Optical Systems for In Vivo Molecular Imaging of Cancer
Agency: NIH R01
Collaborators: Rebecca Richards-Kortum (Rice), Sharmila Anandasapathy (Baylor College of Medicine), Konstantin Sokolov (UTMDACC), Krishnendu Roy (Georgia Tech), Renata Pasqualini (University of New Mexico), Calum MacAulay (British Columbia Cancer Center)
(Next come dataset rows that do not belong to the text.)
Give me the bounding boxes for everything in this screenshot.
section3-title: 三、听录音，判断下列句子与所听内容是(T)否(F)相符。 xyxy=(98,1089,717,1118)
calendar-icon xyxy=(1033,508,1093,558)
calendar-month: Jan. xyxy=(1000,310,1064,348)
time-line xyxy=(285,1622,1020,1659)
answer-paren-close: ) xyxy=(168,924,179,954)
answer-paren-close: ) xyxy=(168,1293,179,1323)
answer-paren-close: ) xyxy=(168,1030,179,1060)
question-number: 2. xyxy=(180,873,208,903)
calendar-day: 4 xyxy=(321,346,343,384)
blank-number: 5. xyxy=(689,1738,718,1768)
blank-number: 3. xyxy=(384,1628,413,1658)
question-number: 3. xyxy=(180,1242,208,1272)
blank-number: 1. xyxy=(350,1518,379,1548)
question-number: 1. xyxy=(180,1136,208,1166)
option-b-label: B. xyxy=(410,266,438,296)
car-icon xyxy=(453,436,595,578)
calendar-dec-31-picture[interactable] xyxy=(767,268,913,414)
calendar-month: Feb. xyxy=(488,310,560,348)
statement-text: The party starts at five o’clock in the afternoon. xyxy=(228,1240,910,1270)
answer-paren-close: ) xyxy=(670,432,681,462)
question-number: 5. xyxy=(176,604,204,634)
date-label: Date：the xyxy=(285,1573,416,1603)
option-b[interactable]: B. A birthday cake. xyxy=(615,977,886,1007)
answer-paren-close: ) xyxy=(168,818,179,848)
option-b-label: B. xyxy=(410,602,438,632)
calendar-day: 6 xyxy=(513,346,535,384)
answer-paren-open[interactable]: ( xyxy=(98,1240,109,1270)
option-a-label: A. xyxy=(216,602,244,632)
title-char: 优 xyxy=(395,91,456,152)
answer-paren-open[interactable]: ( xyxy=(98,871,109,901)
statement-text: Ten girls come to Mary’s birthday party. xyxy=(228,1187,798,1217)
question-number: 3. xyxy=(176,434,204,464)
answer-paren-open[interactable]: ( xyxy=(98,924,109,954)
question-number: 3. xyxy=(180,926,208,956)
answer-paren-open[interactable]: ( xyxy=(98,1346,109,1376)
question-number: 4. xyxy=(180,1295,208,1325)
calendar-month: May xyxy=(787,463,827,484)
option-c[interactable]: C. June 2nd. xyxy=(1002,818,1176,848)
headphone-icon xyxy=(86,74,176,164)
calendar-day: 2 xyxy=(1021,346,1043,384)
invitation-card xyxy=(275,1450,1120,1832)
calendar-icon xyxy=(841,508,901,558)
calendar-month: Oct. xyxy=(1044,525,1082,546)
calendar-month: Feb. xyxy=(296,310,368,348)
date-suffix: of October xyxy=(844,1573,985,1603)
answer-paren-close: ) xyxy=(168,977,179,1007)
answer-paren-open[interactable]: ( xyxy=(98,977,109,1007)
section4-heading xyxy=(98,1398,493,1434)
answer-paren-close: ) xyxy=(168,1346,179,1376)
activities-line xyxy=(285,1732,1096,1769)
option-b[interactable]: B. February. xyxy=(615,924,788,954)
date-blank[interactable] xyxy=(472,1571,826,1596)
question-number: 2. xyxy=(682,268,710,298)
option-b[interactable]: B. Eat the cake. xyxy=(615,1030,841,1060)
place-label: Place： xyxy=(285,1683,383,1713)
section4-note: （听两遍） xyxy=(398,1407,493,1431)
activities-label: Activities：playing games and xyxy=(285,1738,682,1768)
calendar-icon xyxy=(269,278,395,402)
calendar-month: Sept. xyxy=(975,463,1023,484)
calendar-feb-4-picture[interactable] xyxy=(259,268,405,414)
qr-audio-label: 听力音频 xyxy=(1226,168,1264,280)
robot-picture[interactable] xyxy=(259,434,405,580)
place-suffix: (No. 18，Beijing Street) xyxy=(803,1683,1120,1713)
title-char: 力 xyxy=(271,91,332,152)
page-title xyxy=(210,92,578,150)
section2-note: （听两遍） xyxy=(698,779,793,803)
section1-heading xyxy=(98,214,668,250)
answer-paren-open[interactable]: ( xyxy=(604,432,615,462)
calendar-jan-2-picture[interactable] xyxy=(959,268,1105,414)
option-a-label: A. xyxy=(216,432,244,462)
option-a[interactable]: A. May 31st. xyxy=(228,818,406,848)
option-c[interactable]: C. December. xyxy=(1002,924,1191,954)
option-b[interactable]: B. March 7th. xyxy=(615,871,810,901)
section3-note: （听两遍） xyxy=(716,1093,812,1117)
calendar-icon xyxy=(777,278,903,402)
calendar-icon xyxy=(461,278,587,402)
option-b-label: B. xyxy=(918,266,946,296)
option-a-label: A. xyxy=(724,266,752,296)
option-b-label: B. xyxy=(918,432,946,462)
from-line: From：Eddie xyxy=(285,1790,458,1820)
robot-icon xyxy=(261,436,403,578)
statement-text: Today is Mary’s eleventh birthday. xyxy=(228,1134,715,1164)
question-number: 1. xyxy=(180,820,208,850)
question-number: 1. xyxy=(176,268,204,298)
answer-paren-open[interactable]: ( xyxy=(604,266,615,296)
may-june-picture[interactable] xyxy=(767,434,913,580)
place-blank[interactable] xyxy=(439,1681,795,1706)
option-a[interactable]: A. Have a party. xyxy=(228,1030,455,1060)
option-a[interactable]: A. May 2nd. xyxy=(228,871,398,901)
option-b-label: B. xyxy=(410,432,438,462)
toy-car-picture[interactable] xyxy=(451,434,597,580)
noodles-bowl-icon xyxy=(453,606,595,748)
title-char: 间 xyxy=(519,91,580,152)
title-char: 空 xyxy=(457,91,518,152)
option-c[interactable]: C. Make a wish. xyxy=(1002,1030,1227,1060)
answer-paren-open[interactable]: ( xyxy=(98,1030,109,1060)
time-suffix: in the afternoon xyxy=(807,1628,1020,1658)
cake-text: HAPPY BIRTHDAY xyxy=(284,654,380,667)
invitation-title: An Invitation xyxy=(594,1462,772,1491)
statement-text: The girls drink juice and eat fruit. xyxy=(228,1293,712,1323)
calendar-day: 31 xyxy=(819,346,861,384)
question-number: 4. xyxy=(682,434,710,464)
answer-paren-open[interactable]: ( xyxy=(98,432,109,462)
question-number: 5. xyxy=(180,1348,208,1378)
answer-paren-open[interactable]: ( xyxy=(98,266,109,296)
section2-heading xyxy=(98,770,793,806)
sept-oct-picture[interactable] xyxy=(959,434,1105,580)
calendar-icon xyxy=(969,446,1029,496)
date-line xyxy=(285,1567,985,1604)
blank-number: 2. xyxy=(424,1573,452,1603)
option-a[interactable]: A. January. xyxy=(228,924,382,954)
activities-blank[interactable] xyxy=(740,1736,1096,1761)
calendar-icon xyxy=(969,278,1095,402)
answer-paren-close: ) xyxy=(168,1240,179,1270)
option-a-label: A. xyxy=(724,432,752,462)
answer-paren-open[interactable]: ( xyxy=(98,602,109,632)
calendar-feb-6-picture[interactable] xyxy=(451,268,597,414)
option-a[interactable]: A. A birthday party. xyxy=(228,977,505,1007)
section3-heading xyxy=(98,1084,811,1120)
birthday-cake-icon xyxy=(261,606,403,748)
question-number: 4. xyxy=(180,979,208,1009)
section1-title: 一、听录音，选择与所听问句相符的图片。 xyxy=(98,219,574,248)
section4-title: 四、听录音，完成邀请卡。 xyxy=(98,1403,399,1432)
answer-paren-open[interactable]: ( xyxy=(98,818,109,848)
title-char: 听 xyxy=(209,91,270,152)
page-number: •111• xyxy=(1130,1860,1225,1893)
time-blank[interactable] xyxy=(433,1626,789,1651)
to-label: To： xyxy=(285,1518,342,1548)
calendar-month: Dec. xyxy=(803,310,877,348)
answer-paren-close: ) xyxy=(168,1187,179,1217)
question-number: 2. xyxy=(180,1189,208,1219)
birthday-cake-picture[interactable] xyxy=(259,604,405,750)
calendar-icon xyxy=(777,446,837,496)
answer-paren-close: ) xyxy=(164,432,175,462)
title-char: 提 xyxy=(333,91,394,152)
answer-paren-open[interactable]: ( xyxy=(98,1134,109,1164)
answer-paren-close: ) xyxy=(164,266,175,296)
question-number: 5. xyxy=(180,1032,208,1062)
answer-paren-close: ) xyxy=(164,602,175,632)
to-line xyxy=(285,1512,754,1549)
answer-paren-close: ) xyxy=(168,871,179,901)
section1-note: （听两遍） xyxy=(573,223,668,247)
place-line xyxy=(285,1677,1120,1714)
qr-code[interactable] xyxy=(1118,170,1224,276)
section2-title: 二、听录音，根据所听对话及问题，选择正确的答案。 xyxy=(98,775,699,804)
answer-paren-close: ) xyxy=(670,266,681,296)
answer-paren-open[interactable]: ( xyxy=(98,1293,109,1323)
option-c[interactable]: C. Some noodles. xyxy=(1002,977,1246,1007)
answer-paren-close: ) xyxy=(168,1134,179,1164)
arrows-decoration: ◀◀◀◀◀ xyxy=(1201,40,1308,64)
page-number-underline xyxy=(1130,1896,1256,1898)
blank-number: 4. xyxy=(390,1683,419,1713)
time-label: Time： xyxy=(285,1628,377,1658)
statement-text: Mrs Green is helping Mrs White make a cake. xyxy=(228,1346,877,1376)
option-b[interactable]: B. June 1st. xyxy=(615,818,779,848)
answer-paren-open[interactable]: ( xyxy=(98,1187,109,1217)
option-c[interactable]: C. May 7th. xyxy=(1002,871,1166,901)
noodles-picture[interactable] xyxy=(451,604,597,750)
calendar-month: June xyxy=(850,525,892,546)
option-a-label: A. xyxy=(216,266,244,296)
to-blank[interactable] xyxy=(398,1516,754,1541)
The goal of this proposal is to develop, optimize, and translate optical molecular imaging technologies to pilot clinical studies. Our team will carry out work to improve: (1) molecular screening, (2) early diagnosis, and (3) treatment of early disease. While this work has broad applicability for many types of cancers, we will develop and test systems for three organ sites, the oral cavity, esophagus, and lung, which together represent more than 25% of tumor mortality. The aims of the proposal are to: (1) Develop contrast agents and detection platforms for molecular screening to identify individuals in the general population at high risk for cancer development by detecting neoplasia-related biomarkers in exfoliated cells; (2) Translate optical contrast agents and widefield/high-resolution optical imaging systems to improve the molecular diagnosis of early-stage cancer and its precursor(s) in high risk populations; (3) Optimize molecular imaging systems to guide therapy to aid in surgical resection of early stage cancer, leveraging optical contrast agents and widefield/high resolution imaging systems developed by our team and optimized in Aim 2. These studies are the crucial next step to ensure that optical molecular imaging becomes part of an effective and affordable clinical effort to improve screening, detection, and management of early cancer.